In MATLAB, use the knnsearch function that's part of the Statistics Toolbox. However, I encourage you to take a look at my previous post on explaining the k-nearest neighbour algorithm here: Finding K-nearest neighbors and its implementation
In any case, here's how you'd apply what I said above with your problem statement, assuming A, B, C and D are already defined:
labels = [ones(size(A,1),1); -ones(size(B,1),1)]; %// Create labels for A and B
%// Create source and query points
sourcePoints = [A; B];
queryPoints = [C; D];
%// Perform knnsearch
IDX = knnsearch(sourcePoints, queryPoints);
%// Extract out the groups per point
groups = labels(IDX);
groups will contain the labels associated with each of the points provided by queryPoints. knnsearch returns the row location of the source point in sourcePoints that best matched with a query point. As such, each value of the output tells you which point in the source point matrix best matched with that particular query point. Ultimately, this returns the location we need in the labels array to figure out what the actual labels are.
Therefore, if you want to see what labels were assigned to the points in C, you can do:
labelsC = groups(1:size(C,1));
labelsD = groups(size(C,1)+1:end);
Therefore, in labelsC and labelsD, they contain the labels assigned for each of the unknown points in both matrices. Any values that are 1 meant that the particular points resembled those from matrix A. Similarly, any values that are -1 meant that the particular points resembled those from matrix B.

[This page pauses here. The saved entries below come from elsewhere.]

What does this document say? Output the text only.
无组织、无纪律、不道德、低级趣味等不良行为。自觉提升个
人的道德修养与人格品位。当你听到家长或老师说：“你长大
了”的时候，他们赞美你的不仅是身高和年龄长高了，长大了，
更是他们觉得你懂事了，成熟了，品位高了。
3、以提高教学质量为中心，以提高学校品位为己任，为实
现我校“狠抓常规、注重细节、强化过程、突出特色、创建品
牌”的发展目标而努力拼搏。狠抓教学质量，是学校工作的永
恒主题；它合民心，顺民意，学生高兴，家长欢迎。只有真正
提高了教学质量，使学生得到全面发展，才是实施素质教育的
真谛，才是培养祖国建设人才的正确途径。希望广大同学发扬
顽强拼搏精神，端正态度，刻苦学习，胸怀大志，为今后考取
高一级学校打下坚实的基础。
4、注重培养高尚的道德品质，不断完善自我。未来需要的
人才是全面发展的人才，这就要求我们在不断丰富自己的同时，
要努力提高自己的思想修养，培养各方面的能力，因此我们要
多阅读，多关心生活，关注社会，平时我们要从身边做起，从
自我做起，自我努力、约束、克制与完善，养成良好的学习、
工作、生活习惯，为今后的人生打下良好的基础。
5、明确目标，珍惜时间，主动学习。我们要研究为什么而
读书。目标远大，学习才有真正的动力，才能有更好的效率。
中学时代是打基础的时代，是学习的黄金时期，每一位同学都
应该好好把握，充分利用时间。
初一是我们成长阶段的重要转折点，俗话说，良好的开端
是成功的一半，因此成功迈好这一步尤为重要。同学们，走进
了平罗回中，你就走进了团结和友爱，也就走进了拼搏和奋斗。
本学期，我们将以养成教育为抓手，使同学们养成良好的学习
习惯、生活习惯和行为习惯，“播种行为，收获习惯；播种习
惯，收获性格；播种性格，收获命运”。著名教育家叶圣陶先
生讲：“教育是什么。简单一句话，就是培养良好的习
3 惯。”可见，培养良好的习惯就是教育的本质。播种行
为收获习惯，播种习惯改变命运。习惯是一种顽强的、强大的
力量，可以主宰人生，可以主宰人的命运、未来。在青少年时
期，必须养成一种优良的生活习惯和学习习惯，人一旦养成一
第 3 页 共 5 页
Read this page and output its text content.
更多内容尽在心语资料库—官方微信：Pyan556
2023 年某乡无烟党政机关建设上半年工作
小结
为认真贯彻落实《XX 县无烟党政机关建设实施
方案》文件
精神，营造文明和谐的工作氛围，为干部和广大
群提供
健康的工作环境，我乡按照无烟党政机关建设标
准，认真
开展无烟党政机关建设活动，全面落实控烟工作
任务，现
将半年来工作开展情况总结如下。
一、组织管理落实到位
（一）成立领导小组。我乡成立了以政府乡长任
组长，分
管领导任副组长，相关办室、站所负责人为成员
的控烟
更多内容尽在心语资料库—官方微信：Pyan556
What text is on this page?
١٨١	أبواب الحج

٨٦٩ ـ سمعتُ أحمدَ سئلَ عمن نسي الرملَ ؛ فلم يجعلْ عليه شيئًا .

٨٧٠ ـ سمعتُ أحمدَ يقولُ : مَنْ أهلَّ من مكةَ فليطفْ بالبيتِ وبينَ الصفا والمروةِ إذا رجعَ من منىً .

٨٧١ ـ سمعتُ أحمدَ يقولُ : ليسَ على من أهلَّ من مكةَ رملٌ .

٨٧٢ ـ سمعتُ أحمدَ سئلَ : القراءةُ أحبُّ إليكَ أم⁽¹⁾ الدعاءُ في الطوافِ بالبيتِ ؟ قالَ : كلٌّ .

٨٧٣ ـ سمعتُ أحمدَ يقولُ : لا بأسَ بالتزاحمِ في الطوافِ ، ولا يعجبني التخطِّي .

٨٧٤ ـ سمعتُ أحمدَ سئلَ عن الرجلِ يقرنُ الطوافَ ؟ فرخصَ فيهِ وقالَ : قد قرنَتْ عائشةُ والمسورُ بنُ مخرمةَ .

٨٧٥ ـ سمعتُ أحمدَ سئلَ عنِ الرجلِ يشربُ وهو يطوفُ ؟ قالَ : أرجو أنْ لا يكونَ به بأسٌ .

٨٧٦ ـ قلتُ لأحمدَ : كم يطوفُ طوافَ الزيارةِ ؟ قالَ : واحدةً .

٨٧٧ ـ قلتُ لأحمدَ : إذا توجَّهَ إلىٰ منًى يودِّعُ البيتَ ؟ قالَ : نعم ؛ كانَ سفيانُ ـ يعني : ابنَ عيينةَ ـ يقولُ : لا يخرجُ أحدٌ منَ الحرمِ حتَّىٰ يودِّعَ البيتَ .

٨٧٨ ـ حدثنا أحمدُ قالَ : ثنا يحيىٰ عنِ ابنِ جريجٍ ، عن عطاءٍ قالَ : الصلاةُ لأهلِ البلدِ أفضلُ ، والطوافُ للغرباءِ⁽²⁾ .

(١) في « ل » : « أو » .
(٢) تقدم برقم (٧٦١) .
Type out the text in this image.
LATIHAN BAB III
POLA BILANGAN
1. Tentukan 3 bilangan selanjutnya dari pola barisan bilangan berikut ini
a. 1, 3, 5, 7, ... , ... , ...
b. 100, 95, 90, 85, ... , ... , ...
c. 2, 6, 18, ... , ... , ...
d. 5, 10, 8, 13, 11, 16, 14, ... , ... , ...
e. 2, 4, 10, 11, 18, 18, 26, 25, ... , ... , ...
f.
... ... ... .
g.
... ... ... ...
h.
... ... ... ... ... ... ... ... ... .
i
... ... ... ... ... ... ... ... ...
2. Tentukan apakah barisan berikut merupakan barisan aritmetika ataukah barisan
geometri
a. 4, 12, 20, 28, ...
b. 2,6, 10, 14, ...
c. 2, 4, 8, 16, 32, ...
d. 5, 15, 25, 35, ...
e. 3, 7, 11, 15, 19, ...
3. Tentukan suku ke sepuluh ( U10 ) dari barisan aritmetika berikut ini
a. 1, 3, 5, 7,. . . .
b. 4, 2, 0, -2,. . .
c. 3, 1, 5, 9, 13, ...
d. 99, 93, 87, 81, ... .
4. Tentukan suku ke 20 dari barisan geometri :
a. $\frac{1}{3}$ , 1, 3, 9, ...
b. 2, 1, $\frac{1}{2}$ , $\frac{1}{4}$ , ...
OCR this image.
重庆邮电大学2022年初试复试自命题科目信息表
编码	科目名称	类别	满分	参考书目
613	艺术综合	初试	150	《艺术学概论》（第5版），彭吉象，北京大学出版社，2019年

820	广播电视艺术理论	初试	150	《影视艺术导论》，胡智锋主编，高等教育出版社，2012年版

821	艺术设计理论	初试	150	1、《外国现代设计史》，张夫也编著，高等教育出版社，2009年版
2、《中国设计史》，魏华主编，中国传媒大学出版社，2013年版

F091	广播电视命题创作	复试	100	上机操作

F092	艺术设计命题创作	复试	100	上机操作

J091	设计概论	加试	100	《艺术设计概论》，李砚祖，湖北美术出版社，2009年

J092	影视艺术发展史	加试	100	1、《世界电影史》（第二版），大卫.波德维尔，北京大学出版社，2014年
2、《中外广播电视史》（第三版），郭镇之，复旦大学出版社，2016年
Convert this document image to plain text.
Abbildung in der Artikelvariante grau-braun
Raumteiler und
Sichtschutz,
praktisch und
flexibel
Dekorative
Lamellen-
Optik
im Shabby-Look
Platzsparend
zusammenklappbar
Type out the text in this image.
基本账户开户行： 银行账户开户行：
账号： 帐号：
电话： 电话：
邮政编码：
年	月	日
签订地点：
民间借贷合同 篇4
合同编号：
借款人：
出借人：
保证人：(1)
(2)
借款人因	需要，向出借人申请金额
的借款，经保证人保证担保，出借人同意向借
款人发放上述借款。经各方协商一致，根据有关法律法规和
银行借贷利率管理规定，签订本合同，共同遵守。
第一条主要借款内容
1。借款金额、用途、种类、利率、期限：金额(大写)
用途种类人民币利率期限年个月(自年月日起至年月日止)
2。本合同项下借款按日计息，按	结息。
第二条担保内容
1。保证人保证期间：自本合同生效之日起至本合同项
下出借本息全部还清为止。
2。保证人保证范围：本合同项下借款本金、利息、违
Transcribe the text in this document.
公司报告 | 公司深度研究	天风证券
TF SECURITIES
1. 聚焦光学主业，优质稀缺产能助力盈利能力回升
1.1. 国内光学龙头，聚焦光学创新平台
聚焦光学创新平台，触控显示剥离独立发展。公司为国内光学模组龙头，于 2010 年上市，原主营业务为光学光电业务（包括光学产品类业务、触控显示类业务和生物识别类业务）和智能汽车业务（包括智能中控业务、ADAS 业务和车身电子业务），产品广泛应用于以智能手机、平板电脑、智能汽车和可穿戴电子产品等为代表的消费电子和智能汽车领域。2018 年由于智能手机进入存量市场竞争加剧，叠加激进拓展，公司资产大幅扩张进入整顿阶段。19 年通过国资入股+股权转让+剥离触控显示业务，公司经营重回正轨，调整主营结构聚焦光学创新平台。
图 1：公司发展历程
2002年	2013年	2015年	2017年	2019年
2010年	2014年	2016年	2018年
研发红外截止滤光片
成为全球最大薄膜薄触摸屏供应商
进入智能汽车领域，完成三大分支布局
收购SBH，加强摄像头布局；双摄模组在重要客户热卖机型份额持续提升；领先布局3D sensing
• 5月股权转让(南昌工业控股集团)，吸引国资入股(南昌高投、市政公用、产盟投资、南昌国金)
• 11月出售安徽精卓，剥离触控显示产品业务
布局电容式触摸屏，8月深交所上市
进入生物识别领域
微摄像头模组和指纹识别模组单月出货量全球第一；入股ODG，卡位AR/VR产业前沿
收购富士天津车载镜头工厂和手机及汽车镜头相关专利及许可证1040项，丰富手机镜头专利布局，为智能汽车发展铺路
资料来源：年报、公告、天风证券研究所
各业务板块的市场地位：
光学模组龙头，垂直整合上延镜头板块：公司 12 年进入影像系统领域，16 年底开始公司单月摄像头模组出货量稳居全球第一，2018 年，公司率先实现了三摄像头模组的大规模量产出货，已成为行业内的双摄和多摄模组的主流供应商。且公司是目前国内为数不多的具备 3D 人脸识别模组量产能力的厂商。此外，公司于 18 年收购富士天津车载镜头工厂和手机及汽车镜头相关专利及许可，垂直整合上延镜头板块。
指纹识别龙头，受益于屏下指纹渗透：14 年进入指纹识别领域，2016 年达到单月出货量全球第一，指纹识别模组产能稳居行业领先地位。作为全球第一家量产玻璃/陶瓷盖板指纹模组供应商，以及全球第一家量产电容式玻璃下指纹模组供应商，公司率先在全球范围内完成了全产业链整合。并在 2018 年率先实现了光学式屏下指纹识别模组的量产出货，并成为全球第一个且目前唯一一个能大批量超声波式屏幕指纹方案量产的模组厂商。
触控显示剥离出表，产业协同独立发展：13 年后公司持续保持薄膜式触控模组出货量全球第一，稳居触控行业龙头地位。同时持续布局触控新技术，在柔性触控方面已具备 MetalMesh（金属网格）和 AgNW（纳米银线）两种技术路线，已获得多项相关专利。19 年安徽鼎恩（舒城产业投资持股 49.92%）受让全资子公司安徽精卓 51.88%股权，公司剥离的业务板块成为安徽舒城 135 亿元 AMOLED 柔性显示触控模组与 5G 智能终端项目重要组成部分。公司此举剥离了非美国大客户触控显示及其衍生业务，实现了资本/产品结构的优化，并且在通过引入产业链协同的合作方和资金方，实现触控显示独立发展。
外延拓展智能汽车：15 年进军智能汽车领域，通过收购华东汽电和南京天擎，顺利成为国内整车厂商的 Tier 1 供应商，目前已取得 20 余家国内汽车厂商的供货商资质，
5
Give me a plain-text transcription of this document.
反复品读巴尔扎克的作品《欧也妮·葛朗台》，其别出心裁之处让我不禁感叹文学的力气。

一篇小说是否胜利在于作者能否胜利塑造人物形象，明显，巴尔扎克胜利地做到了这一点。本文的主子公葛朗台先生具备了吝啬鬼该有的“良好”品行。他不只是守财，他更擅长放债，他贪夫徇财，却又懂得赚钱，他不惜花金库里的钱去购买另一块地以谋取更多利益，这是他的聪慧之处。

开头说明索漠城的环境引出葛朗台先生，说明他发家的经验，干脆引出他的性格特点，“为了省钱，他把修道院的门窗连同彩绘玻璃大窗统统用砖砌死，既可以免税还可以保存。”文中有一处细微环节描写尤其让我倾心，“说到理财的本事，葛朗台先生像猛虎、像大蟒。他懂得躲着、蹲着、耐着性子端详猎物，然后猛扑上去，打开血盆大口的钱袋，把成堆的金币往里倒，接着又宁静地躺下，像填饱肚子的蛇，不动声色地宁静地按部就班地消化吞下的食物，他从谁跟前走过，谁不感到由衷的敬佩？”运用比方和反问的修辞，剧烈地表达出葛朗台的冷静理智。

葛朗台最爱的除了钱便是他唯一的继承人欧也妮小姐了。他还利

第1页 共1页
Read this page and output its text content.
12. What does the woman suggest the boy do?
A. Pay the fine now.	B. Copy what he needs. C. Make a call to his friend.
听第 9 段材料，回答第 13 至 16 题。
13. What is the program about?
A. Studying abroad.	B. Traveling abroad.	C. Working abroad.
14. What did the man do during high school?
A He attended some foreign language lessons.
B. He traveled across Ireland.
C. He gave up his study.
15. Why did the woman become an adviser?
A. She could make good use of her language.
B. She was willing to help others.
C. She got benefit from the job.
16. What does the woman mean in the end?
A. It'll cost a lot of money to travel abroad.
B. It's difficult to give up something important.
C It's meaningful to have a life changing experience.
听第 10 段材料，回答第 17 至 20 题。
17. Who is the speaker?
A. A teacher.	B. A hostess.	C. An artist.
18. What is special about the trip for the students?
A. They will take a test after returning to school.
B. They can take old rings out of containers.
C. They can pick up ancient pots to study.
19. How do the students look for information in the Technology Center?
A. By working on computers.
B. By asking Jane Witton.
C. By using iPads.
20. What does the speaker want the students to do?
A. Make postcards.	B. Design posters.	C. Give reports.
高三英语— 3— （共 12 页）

If you want to plot all of this together, just combine what you did in the previous question with your new data from this question:
%// Code as before
[coeffA, scoreA] = pca(A);
[coeffB, scoreB] = pca(B);
numDimensions = 2;
scoreAred = scoreA(:,1:numDimensions);
scoreBred = scoreB(:,1:numDimensions);
%// New - Perform dimensionality reduction on C and D
[coeffC, scoreC] = pca(C);
[coeffD, scoreD] = pca(D);
scoreCred = scoreC(:,1:numDimensions);
scoreDred = scoreD(:,1:numDimensions);
%// Plot the data
plot(scoreAred(:,1), scoreAred(:,2), 'rx', scoreBred(:,1), scoreBred(:,2), 'bo');
hold on;
plot(scoreCred(labelsC == 1,1), scoreCred(labelsC == 1,2), 'gx', ...
scoreCred(labelsC == -1,1), scoreCred(labelsC == -1,2), 'mo');
plot(scoreDred(labelsD == 1,1), scoreDred(labelsD == 1,2), 'kx', ...
scoreDred(labelsD == -1,1), scoreDred(labelsD == -1,2), 'co');
The above is the case for two dimensions. We plot both A and B with their dimensions reduced to 2. Similarly, we apply PCA to C and D, then plot everything together. The first line plots A and B normally. Next, we have to use hold on; so we can invoke plot multiple times and append results to the same figure. We have to call plot four times to account for four different combinations:
- Matrix
Chaving labels fromA - Matrix
Chaving labels fromB - Matrix
Dhaving labels fromA - Matrix
Dhaving labels fromB
Each case I have placed a different colour, but used the same marker to denote which class each point belongs to: x for group A and o for group B.
I'll leave it to you to extend this to three dimensions.